Şahsen, yalnız Kur’an değil, yalnız Allah diyorum. Allah’tan başka her şeyin benzeri vardır ve Kur’an’ın benzeri de kainat kitabıdır. Bu iki ilahi kitap birbirini acıklamaktadır. Ve Kur’an, hayat kitabının gerceğini ve geleceğini acıklayan rehberdir. Kainat kitabı ise; İlahi Ana kitaptır, Levhi mahfuzdur, Allah’ın ilminde ve hıfzında, korumasında (hafızasındaki) yaşayan kitaptır.
Hakiki Tevhid ehli kardeşlerimiz Yalnız Kur’an değil, dayanak olarak Allah’ın bu şuphesiz iki kitabına yonelip, kelama kulak verenleri de yonlendirerek, “Yalnız Allah” demelidir.
Kur’an dahi kainat gibi, Allah’ın emrinden emirdir – Onun işlerinden bir iştir. Fıtratı Onun tarafından yaratılmıştır, yaşayan bir kitabıdır.
Tevhit ehli Muslumanlar, Kur’an ile birlikte yaşayan kitaba (hayata) bakmalı, beşerin el attığı ve şeytanların cirit attığı tarihin gaybına asla rucu etmemelidir. Beşerin icine karıştığı kitapları dinden saymamalıdır. Doğrulmak icin oz eleştiri yaparak, artık bu yanlışlarda halen inat etmemeliyiz,yalnız Allah icin ihlas ile.
Salatın aslı ve ilk zamanlarda olduğu gibi anlamı, Kur’an’ı hayata gecirmektir. Sabah oğle akşam ve gunun fırsat bulduğumuz her zamanında okuduğumuz her ilahi vasiyeti - zikri hayata gecirmeliyiz. İlk zamanda muminler mescitte toplanır, vahiyleri alır, rasul ile birlikte Rabbin huzurunda misak ve ahd eder, sonra bunları hayat gecirmek – ikame etmek uzere dağılırlardı, işte asıl salat budur.
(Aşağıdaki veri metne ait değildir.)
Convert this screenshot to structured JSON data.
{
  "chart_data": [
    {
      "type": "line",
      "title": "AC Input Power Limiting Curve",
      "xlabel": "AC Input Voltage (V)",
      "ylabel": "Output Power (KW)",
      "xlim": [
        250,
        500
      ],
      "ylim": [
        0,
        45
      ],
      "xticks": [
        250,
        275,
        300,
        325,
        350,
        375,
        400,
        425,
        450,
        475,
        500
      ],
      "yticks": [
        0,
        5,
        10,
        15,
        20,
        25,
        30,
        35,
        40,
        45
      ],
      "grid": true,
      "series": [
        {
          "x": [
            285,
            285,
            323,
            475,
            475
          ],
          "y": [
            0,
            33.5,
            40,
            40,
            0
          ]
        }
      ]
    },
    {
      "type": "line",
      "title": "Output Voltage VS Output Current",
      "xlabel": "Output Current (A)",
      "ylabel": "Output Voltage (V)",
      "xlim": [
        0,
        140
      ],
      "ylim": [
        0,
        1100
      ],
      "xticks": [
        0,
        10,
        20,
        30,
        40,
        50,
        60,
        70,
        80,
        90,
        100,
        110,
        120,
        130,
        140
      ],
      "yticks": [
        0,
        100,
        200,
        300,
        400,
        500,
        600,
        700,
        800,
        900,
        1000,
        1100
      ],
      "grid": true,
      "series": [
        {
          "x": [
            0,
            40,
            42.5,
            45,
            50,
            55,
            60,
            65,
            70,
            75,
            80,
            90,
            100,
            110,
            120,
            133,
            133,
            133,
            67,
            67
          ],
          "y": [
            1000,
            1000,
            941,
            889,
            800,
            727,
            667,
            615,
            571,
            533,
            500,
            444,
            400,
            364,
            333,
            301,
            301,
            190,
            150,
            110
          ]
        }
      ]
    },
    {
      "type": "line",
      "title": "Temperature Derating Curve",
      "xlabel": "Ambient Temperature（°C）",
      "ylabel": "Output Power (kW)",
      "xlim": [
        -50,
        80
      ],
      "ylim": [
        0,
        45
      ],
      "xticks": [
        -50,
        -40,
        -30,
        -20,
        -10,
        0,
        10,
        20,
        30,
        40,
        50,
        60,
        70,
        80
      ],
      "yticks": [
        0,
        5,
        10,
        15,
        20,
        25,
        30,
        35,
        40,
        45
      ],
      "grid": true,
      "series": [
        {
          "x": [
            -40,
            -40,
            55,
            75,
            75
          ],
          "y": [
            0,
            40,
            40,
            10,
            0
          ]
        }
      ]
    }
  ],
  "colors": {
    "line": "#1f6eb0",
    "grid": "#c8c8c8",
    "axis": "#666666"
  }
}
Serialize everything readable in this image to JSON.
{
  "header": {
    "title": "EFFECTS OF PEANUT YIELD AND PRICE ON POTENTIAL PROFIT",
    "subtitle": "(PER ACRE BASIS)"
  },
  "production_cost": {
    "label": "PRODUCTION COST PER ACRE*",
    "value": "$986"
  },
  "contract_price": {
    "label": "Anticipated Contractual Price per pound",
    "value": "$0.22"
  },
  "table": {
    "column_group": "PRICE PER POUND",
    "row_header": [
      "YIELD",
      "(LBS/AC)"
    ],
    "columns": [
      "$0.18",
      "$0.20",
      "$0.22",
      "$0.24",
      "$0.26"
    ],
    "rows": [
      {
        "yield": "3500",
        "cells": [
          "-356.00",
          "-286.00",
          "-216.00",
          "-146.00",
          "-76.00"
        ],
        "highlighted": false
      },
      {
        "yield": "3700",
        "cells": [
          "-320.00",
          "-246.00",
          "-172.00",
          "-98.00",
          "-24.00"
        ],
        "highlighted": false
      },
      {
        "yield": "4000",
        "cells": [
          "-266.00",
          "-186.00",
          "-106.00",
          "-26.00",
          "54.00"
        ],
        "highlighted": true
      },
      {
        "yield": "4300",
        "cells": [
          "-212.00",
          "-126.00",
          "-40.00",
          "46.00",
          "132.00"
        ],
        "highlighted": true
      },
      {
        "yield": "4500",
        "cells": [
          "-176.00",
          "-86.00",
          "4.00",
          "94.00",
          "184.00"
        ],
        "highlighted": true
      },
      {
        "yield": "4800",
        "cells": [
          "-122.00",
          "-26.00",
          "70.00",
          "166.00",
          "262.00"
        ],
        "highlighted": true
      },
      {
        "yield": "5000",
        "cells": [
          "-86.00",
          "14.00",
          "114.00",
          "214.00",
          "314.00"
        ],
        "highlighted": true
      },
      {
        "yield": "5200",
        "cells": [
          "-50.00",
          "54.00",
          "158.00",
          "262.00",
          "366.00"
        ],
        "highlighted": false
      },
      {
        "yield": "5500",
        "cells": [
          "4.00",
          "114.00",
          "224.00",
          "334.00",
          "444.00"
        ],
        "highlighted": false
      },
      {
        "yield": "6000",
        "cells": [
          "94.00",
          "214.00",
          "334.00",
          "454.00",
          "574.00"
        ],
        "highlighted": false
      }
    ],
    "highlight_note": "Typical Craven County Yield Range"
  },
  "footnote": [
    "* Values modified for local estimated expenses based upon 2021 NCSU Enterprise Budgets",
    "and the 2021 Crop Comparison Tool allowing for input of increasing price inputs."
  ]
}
Vahyi hayata gecirmektir. Rasul’den sonra işin bu kısmı gitmiş / kaldırılmış, salatın ici boşaltılmış, yerine bir kuru tapınma kalmıştır. Aksi halde zalim krallıklar kurulamazdı. Din adamları gerceği bildiği halde artık gizlemesinler. Bilmeyen topluluklara salatı namaz diye gostermenin vebalini sonra - yakında cekerler.
Allah ismi yerine Tanrı, Resul yerine Peygamber ne demekse; Hakk’a ibadet – kulluk yerine Tanrıya tapmak demek ve salat yerine namaz demek aynen oyle anlam kaydırmasıdır.
Rasul’un ornek alınması gereken, hayat tarzı ve yaptığı mucadele, kufre ve zulme karşı verdiği buyuk tevhit ve ıslah mucadelesidir, ayakta dururken nasıl el bağladığı değil, nasıl yemek yediği, giyindiği vs. değil, fakat onun hanif – halis İslam davetidir. Kurtuluşa - felaha davettir.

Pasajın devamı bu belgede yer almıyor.